Menurut Reiner Forst, “Demokrasi deliberatif berarti bahwa bukan jumlah kehendak perseorangan dan juga bukan kehendak umum yang menjadi sumber legitimasi, melainkan proses pembentukan keputusan politis yang selalu terbuka terhadap revisi secara deliberatif dan diskursif-argumentatif.” Dengan demikian, demokrasi deliberatif dapat dipahami sebagai proseduralisme dalam hukum dan politik.
Demokrasi deliberatif merupakan suatu proses perolehan legitimitas melalui diskursivitas. Agar proses deliberasi (musyawarah) berjalan fair, terlebih dahulu diperlukan pengujian secara publik dan diskursif. Habermas menekankan adanya pembentukan produk hukum dengan cara yang fair agar dapat mencapai legitimitas.

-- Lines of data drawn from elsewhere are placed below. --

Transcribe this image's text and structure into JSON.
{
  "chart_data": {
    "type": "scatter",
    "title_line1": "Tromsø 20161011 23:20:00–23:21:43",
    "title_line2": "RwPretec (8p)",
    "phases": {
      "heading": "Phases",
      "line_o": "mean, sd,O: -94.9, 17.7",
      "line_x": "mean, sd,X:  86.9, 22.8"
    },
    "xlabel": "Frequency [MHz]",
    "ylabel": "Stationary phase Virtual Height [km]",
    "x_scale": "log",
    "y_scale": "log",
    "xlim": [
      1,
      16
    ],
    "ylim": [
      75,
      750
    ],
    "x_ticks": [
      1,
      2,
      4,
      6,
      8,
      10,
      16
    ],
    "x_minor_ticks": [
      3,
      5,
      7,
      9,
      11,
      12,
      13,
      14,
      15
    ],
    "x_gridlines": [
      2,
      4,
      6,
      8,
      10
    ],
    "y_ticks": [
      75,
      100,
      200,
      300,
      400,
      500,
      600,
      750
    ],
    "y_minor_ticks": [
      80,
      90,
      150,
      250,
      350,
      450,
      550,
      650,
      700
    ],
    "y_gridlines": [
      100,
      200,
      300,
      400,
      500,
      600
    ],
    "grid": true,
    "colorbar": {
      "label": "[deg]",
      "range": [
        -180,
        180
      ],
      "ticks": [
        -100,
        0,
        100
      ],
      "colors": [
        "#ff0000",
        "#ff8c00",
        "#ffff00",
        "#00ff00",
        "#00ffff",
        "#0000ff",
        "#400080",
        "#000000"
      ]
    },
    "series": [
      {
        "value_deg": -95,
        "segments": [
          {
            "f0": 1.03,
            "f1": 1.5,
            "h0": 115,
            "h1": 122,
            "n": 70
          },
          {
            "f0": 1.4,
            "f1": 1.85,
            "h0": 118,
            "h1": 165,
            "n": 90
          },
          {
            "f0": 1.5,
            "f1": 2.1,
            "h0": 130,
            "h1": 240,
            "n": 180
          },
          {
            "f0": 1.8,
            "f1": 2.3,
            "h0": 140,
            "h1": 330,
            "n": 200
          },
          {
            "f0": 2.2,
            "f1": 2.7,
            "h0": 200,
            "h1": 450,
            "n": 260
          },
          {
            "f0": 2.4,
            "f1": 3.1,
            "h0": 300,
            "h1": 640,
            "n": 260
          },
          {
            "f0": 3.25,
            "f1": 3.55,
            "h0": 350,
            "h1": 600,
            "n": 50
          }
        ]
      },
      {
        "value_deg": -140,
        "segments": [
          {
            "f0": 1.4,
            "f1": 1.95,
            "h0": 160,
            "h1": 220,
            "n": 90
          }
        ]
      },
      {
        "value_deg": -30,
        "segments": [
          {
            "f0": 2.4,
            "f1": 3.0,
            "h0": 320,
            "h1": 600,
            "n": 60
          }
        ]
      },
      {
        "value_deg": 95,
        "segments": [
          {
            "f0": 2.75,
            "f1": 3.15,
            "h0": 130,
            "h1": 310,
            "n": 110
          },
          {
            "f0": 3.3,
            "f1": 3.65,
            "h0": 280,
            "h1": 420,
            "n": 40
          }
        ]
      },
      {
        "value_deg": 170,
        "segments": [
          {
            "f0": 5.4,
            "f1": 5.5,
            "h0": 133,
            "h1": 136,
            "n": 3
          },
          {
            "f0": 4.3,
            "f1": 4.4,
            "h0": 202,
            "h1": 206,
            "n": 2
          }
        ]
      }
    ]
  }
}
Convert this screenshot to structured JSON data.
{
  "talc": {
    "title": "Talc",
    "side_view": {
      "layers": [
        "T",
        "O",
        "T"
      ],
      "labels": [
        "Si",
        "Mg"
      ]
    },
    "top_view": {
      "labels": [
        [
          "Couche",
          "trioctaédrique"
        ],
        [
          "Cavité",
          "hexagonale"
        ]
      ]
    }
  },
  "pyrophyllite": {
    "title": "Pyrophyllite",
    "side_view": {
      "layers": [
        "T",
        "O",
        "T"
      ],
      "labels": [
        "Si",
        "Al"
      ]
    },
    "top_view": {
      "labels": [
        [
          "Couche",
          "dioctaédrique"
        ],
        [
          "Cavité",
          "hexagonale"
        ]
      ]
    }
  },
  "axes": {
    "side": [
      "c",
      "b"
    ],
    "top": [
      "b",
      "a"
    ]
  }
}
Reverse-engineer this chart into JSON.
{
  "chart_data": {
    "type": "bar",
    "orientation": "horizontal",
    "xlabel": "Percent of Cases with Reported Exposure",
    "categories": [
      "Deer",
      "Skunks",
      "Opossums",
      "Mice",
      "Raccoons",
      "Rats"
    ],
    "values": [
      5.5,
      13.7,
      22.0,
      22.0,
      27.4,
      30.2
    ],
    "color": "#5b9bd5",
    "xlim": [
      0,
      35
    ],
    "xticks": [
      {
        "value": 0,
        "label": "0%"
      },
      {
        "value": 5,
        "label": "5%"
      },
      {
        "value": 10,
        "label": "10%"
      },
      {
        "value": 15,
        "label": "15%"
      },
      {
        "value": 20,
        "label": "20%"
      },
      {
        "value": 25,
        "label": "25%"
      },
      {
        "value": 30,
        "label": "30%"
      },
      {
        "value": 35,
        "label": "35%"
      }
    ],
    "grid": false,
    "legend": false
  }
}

Dalam demokrasi deliberatif, keputusan mayoritas dapat dikontrol melalui kedaulatan rakyat. Masyarakat dapat mengkritisi keputusan-keputusan yang dibuat oleh para pemegang mandat. Jika masyarakat sudah berani mengkritisi kebijakan pemerintah, maka secara tidak langsung mereka sudah menjadi masyarakat rasional, bukan lagi masyarakat irasional. Opini publik atau aspirasi berfungsi untuk mengendalikan politik formal atau kebijakan-kebijakan politik. Jika tidak ada keberanian untuk mengkritik kebijakan politik, maka masyarakat sudah tunduk patuh terhadap sistem.
Mengacu pada alur pikir di atas, KLC sudah seharusnya menjadi ‘sarana’ menjaring dan mengolah opini kritis publik dan selanjutnya dihantar ke ruang kekuasaan. Hasil refleksi dan analisis kritis publik dalam KLC bisa menjadi salah satu referensi bagi para penguasa untuk menelurkan kebijakan yang pro pada kepentingan publik.
Untuk itu, meski namanya Komodo Lawyers Club, para partisipan ketika berdilalektika, tentu tidak terbatas pada kelompok pengacara atau mereka yang berlatar studi hukum semata. KLC bukan wadah eksklusif dari para ‘sarjana hukum’. Forum itu mesti terbuka untuk semua kalangan yang mempunyai ‘kehendak baik’ dalam membangun demokrasi deliberatif di Mabar.
Akhirnya, kita tak sabar lagi menanti kiprah dan kontribusi konkret dari KLC bagi pembudayaan kebiasaan tradisi berdiskursus dalam ruang publik yang egaliter. Keberhasilan KLC dalam ‘mewadahi’ dan menyalurkan bakat diskursif dari publik Mabar, menjadi satu sumbangan politik yang sangat besar arti dan pengaruhnya bagi perkembangan peradaban politik demokratis di tanah wisata ini.